Filled with longing, I reach for the release that sleep brings. Allow myself to be swept away once more. I slip into a hazy space, drifting in and out of restless slumber. I dream that I gave my mother the wrong directions, and she’s driving around and around without ever arriving, without ever finding me.
A knock on the front door wakes me. At first I think it’s part of my dream, but then I realize it’s real. I’m suddenly wide awake. Mama! She’s here. Everything’s going to be fine.
I’m still weak, but at least my body obeys when I force myself to get out of bed and head toward the front hall. I have no choice. Mama doesn’t have a key, and in spite of my miserable condition, I was very careful about locking the door when I came in. I remember having a sense of some approaching threat. As I shuffle to the door, I’m frowning. What sort of threat did I imagine? From where? From whom? I can’t recall now. It escapes me.

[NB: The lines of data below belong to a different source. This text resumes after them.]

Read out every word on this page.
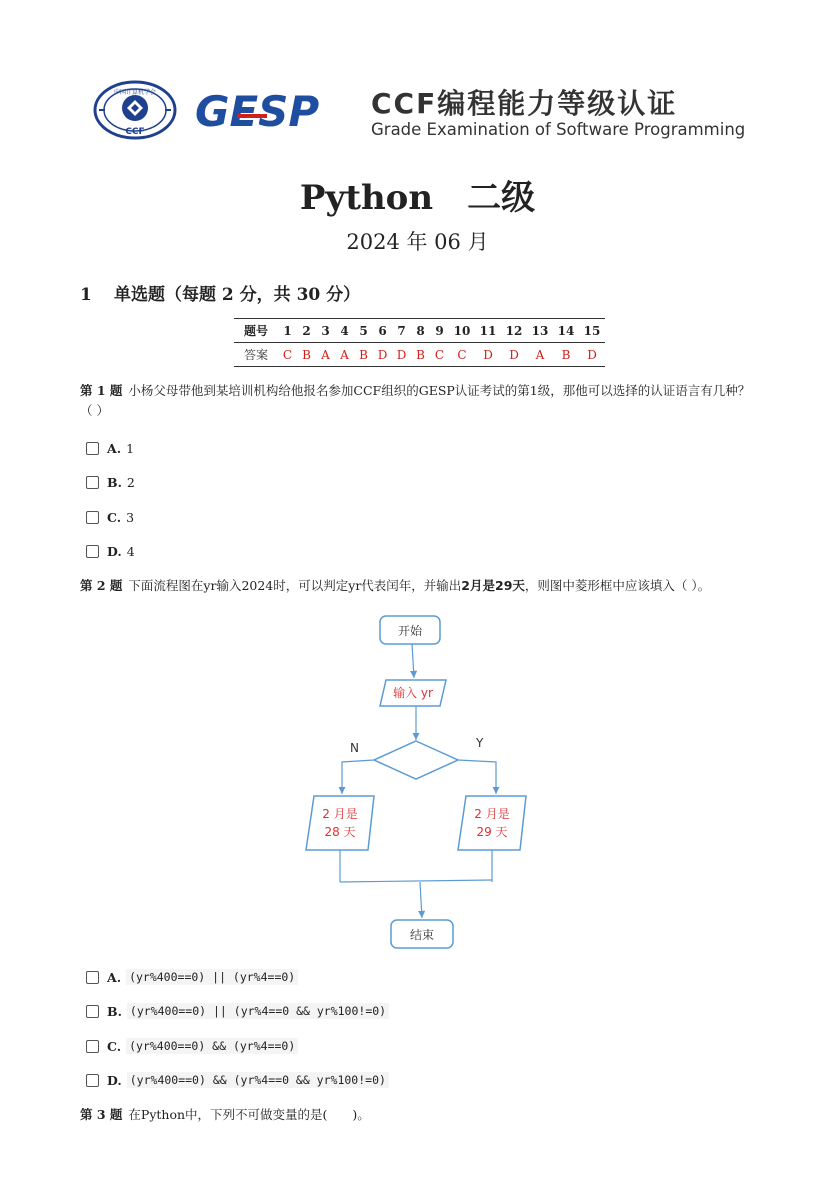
中国计算机学会
CCF GESP CCF编程能力等级认证
Grade Examination of Software Programming
Python　二级
2024 年 06 月
1 单选题（每题 2 分，共 30 分）
题号	1	2	3	4	5	6	7	8	9	10	11	12	13	14	15
答案	C	B	A	A	B	D	D	B	C	C	D	D	A	B	D
第 1 题 小杨父母带他到某培训机构给他报名参加CCF组织的GESP认证考试的第1级，那他可以选择的认证语言有几种？（ ）
A. 1
B. 2
C. 3
D. 4
第 2 题 下面流程图在yr输入2024时，可以判定yr代表闰年，并输出2月是29天，则图中菱形框中应该填入（ ）。
开始
输入 yr
N	Y
2 月是
28 天
2 月是
29 天
结束
A. (yr%400==0) || (yr%4==0)
B. (yr%400==0) || (yr%4==0 && yr%100!=0)
C. (yr%400==0) && (yr%4==0)
D. (yr%400==0) && (yr%4==0 && yr%100!=0)
第 3 题 在Python中，下列不可做变量的是(　　)。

I’m at the front door. I reach for the lock. I picture the person standing outside. My hands are shaking. Why? Why am I shaking? Because I’m sick, because I have a fever. Why else? I turn the lock and cautiously open the door.
“Mama?”
But it’s not her. It’s… I can hardly believe my eyes. It’s my psychologist. The blond. The woman whose office I left years ago. The woman whose ominous words have been ringing in my ears these past few days. She’s changed her hairstyle, and she’s wearing different clothes, but I recognize her instantly. And I realize that I must be dreaming. This woman can’t be standing here, on the steps to Alex’s cabin. Not for real. The fact that she’s holding an oar makes the whole thing even more absurd and dreamlike.
In a daze, I think there must be a reason for her to seek me out. She must have a message for me. Suddenly, I’m afraid I’ll wake up before the dream version of the psychologist has time to tell me what she needs to say.
“You were right,” I mumble. “Everything you said was right. But what now? What am I supposed to do now?”
She stares at me for a long time, opening her blue eyes wide and then narrowing them again.
“So it’s you? It’s you.”
Then she raises the oar. Maybe this isn’t a dream, I think. Maybe I’m delirious.
Then the psychologist emits a scream, shrill and piercing. Hysterical. I flinch. Because I know that voice, that scream. In a sudden moment of clarity, I’m carried back to the night we arrived in Marhem. The car outside. The one who stayed and the one who left. Smilla and the woman with the scream. Smilla and her mother. Smilla and Alex’s wife.